Since the US-led invasion that toppled former dictator Saddam Hussein, abuse of public funds has become part of the political culture in the war-torn country.

It has slowed the process of rebuilding, impacted good governance and the provision of public services.

Corruption is rife in Iraq and several ministers have been arrested or removed from office over the years, accused of stealing or misusing funds from the defence, electricity and trade ministries.

“We need a stable Iraq, inside and out to create a stable environment inside and around us,” he said.

Moqtada Al Sadr’s supporters continue to camp inside Iraq’s parliament

For Mr Al Sadr, it was clear that “neither the government that was formed post 2003, nor the others can address the country’s challenges.”

Mr Al Sadr’s political movement has controlled various ministries in the past including the health and water ministries, as well as having loyalists at the helm of the planning ministry and the ministry of public works in previous governments.

The populist cleric still has supporters in senior government positions within key ministries — alongside loyalists to the main post 2003 political parties, as well as loyalists within the foreign ministry.

As a result, the movement’s political opponents have levelled corruption accusations against the group. However, supporters of the cleric see him as a champion of the anti-corruption fight.

Since 2003, Mr Al Sadr has fought to end US and most recently Iranian influence over Iraq’s internal politics.

His political bloc won the plurality of seats in Parliament during October’s national elections, but still far short of a majority. It put them in pole position to form a government.

However, bitter political rivalries have made it impossible for parties to agree on forming a new government.

Mr Al Sadr’s rivals, the mostly Iran-backed Co-ordination Framework, have put forth the candidacy of Mohammed Al Sudani for prime minister.

But the cleric and his supporters have strongly opposed the nomination as they believe Mr Al Sudani is too close to former prime minister Nouri Al Maliki, a long-term rival of Mr Al Sadr widely blamed for presiding over successive corrupt governments.

Mr Al Asadi, who led the Sadrist-linked Al Ahrar bloc in parliament, said the cleric “believes those people have occupied government positions and we have not seen any good come out of it.”

“He is a firm believer in the capability of specialists to lead the country and that was the main reason why he’s objected to the people presented by the framework,” he said.

“We need to see changes on the ground because Iraqi people are not going to tolerate or accept new failures and without planning and drawing policies we cannot go further.”

Instead, Mr Al Sadr has been calling for the dissolving of the parliament and for early elections.

“These are very easy demands to implement by the government and political parties if they are serious about reforms and changes,” Mr Al Asadi said.

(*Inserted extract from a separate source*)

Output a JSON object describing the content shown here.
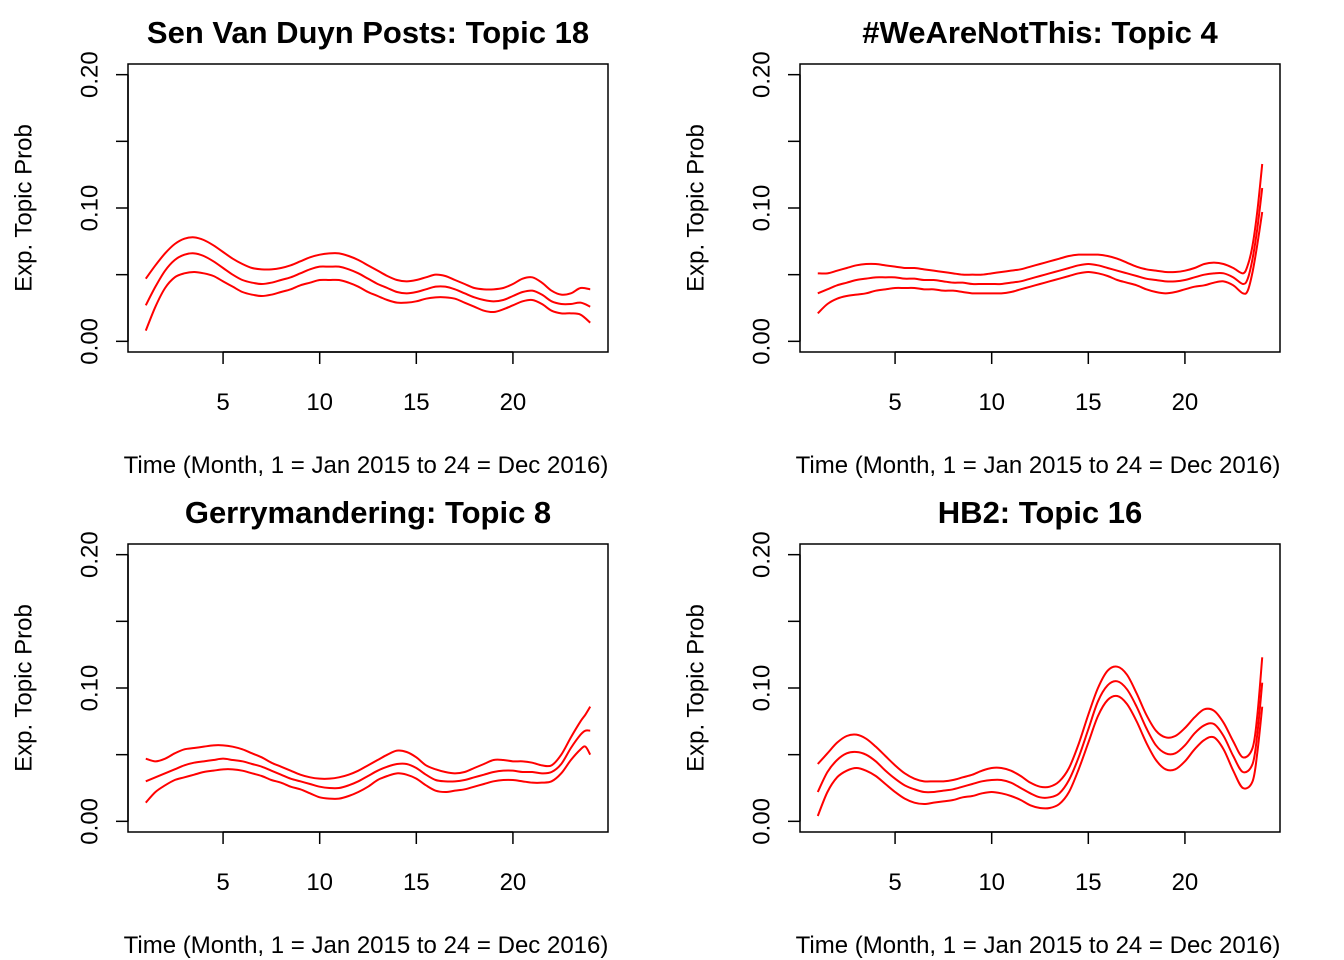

Mr Al Sadr has been listening to different sides of Iraq’s various opposition groups, Mr Al Asadi says, including Iraq’s small Communist party and groups linked to the protest movement known as the Tishreen, or “October” movement, named after widespread protests that erupted in October 2019, which were met with a vicious government crackdown, killing hundreds.

The populist cleric is close to those on the streets as he is “open to all ideas and that’s why when he talks he’s very close to people,” Mr Al Asadi says.

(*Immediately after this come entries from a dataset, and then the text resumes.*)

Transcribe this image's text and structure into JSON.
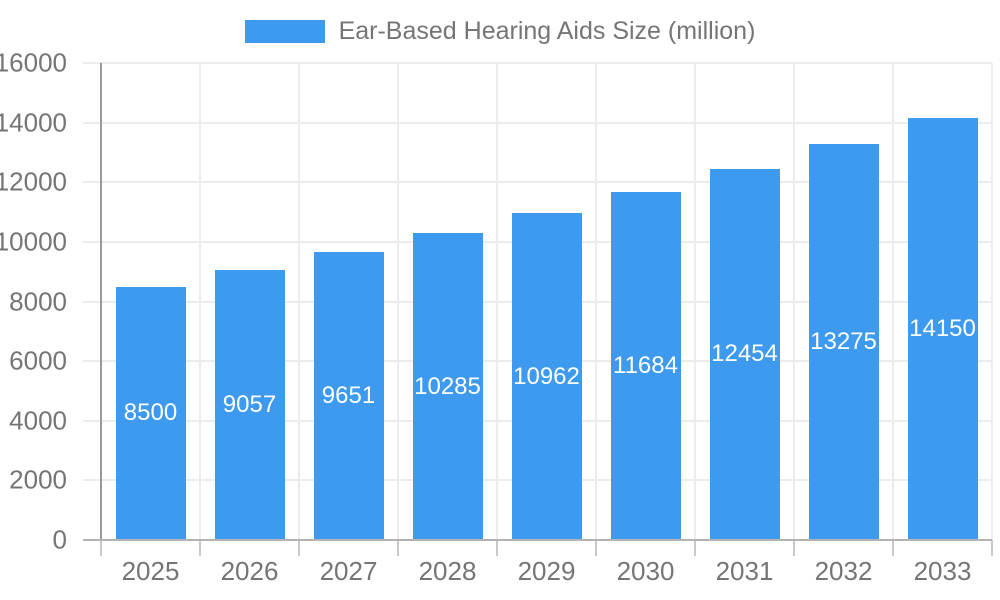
{
  "chart_data": {
    "type": "bar",
    "title": "Ear-Based Hearing Aids Size (million)",
    "series": [
      {
        "name": "Ear-Based Hearing Aids Size (million)",
        "values": [
          8500,
          9057,
          9651,
          10285,
          10962,
          11684,
          12454,
          13275,
          14150
        ]
      }
    ],
    "categories": [
      "2025",
      "2026",
      "2027",
      "2028",
      "2029",
      "2030",
      "2031",
      "2032",
      "2033"
    ],
    "xlabel": "",
    "ylabel": "",
    "ylim": [
      0,
      16000
    ],
    "ytick_step": 2000,
    "yticks": [
      0,
      2000,
      4000,
      6000,
      8000,
      10000,
      12000,
      14000,
      16000
    ],
    "grid": true,
    "legend_position": "top-center",
    "value_labels": "inside-bar-centered-white",
    "colors": {
      "bar": "#3E9AEF",
      "value_label": "#FFFFFF",
      "axis_text": "#757575",
      "gridline": "#ECECEC",
      "tick": "#C9C9C9",
      "y_axis_line": "#999999",
      "x_axis_line": "#B3B3B3",
      "background": "#FFFFFF"
    }
  }
}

Mr Al Sadr is not just “listening to his close circle, he is also listening to academics and those that are affiliated to other political backgrounds such as the communists and others”.

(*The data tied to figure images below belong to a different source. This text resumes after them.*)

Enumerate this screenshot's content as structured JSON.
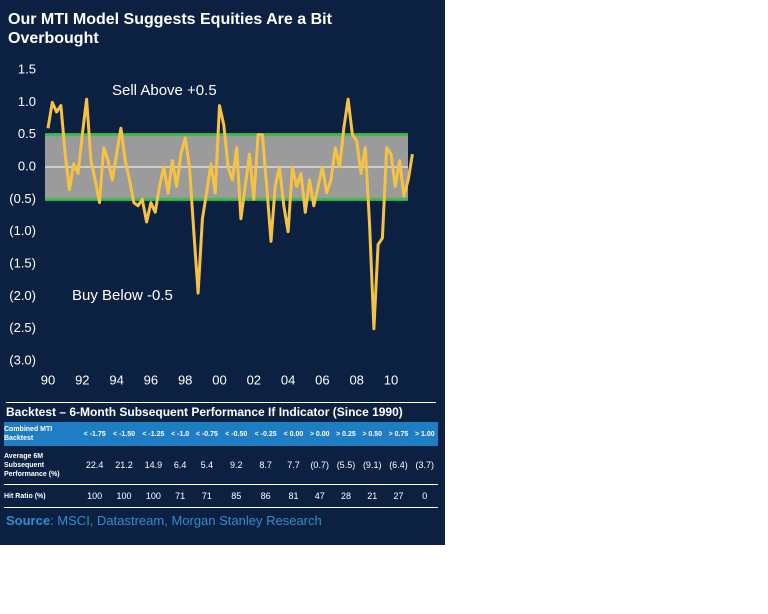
{
  "chart_data": {
    "type": "line",
    "title": "Our MTI Model Suggests Equities Are a Bit Overbought",
    "annotations": [
      "Sell Above +0.5",
      "Buy Below -0.5"
    ],
    "band": [
      -0.5,
      0.5
    ],
    "band_color": "#9b9b9b",
    "band_edge_color": "#3dbb4c",
    "color": "#f6c244",
    "x": [
      1990.0,
      1990.25,
      1990.5,
      1990.75,
      1991.0,
      1991.25,
      1991.5,
      1991.75,
      1992.0,
      1992.25,
      1992.5,
      1992.75,
      1993.0,
      1993.25,
      1993.5,
      1993.75,
      1994.0,
      1994.25,
      1994.5,
      1994.75,
      1995.0,
      1995.25,
      1995.5,
      1995.75,
      1996.0,
      1996.25,
      1996.5,
      1996.75,
      1997.0,
      1997.25,
      1997.5,
      1997.75,
      1998.0,
      1998.25,
      1998.5,
      1998.75,
      1999.0,
      1999.25,
      1999.5,
      1999.75,
      2000.0,
      2000.25,
      2000.5,
      2000.75,
      2001.0,
      2001.25,
      2001.5,
      2001.75,
      2002.0,
      2002.25,
      2002.5,
      2002.75,
      2003.0,
      2003.25,
      2003.5,
      2003.75,
      2004.0,
      2004.25,
      2004.5,
      2004.75,
      2005.0,
      2005.25,
      2005.5,
      2005.75,
      2006.0,
      2006.25,
      2006.5,
      2006.75,
      2007.0,
      2007.25,
      2007.5,
      2007.75,
      2008.0,
      2008.25,
      2008.5,
      2008.75,
      2009.0,
      2009.25,
      2009.5,
      2009.75,
      2010.0,
      2010.25,
      2010.5,
      2010.75,
      2011.0,
      2011.25
    ],
    "values": [
      0.6,
      1.0,
      0.85,
      0.95,
      0.2,
      -0.35,
      0.05,
      -0.1,
      0.5,
      1.05,
      0.1,
      -0.2,
      -0.55,
      0.3,
      0.1,
      -0.2,
      0.2,
      0.6,
      0.1,
      -0.2,
      -0.55,
      -0.6,
      -0.5,
      -0.85,
      -0.55,
      -0.7,
      -0.3,
      0.0,
      -0.4,
      0.1,
      -0.3,
      0.2,
      0.45,
      0.0,
      -1.0,
      -1.95,
      -0.8,
      -0.4,
      0.05,
      -0.4,
      0.95,
      0.65,
      0.0,
      -0.2,
      0.3,
      -0.8,
      -0.3,
      0.2,
      -0.5,
      0.5,
      0.5,
      -0.3,
      -1.15,
      -0.3,
      0.0,
      -0.6,
      -1.0,
      0.0,
      -0.3,
      -0.1,
      -0.7,
      -0.2,
      -0.6,
      -0.3,
      0.0,
      -0.4,
      -0.2,
      0.3,
      0.0,
      0.6,
      1.05,
      0.5,
      0.4,
      -0.1,
      0.3,
      -0.9,
      -2.5,
      -1.2,
      -1.1,
      0.3,
      0.2,
      -0.3,
      0.1,
      -0.45,
      -0.2,
      0.2
    ],
    "xlim": [
      1990,
      2011.3
    ],
    "xticks": [
      {
        "value": 1990,
        "label": "90"
      },
      {
        "value": 1992,
        "label": "92"
      },
      {
        "value": 1994,
        "label": "94"
      },
      {
        "value": 1996,
        "label": "96"
      },
      {
        "value": 1998,
        "label": "98"
      },
      {
        "value": 2000,
        "label": "00"
      },
      {
        "value": 2002,
        "label": "02"
      },
      {
        "value": 2004,
        "label": "04"
      },
      {
        "value": 2006,
        "label": "06"
      },
      {
        "value": 2008,
        "label": "08"
      },
      {
        "value": 2010,
        "label": "10"
      }
    ],
    "ylim": [
      -3.0,
      1.5
    ],
    "yticks": [
      1.5,
      {
        "value": 1,
        "label": "1.0"
      },
      0.5,
      {
        "value": 0,
        "label": "0.0"
      },
      {
        "value": -0.5,
        "label": "(0.5)"
      },
      {
        "value": -1,
        "label": "(1.0)"
      },
      {
        "value": -1.5,
        "label": "(1.5)"
      },
      {
        "value": -2,
        "label": "(2.0)"
      },
      {
        "value": -2.5,
        "label": "(2.5)"
      },
      {
        "value": -3,
        "label": "(3.0)"
      }
    ]
  },
  "table": {
    "title": "Backtest – 6-Month Subsequent Performance If Indicator (Since 1990)",
    "header": [
      "Combined MTI Backtest",
      "< -1.75",
      "< -1.50",
      "< -1.25",
      "< -1.0",
      "< -0.75",
      "< -0.50",
      "< -0.25",
      "< 0.00",
      "> 0.00",
      "> 0.25",
      "> 0.50",
      "> 0.75",
      "> 1.00"
    ],
    "rows": [
      [
        "Average 6M Subsequent Performance (%)",
        "22.4",
        "21.2",
        "14.9",
        "6.4",
        "5.4",
        "9.2",
        "8.7",
        "7.7",
        "(0.7)",
        "(5.5)",
        "(9.1)",
        "(6.4)",
        "(3.7)"
      ],
      [
        "Hit Ratio (%)",
        "100",
        "100",
        "100",
        "71",
        "71",
        "85",
        "86",
        "81",
        "47",
        "28",
        "21",
        "27",
        "0"
      ]
    ]
  },
  "source": {
    "label": "Source",
    "text": ": MSCI, Datastream, Morgan Stanley Research"
  }
}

“They say they have been contacted by people close to Mr Al Sadr so he is trying to do his best.”

One of the political elite’s main problems is that they are detached from the public, he said.

“They don’t know how people think, their traditions, especially those living in the outskirts of the cities, how they live, how the tribes interact with one another, they are fully detached,” Mr Al Asadi said.

“They are just living in the Green Zone.

“Some of them have their prestige and high living standards and they can’t feel or understand how people think right now.”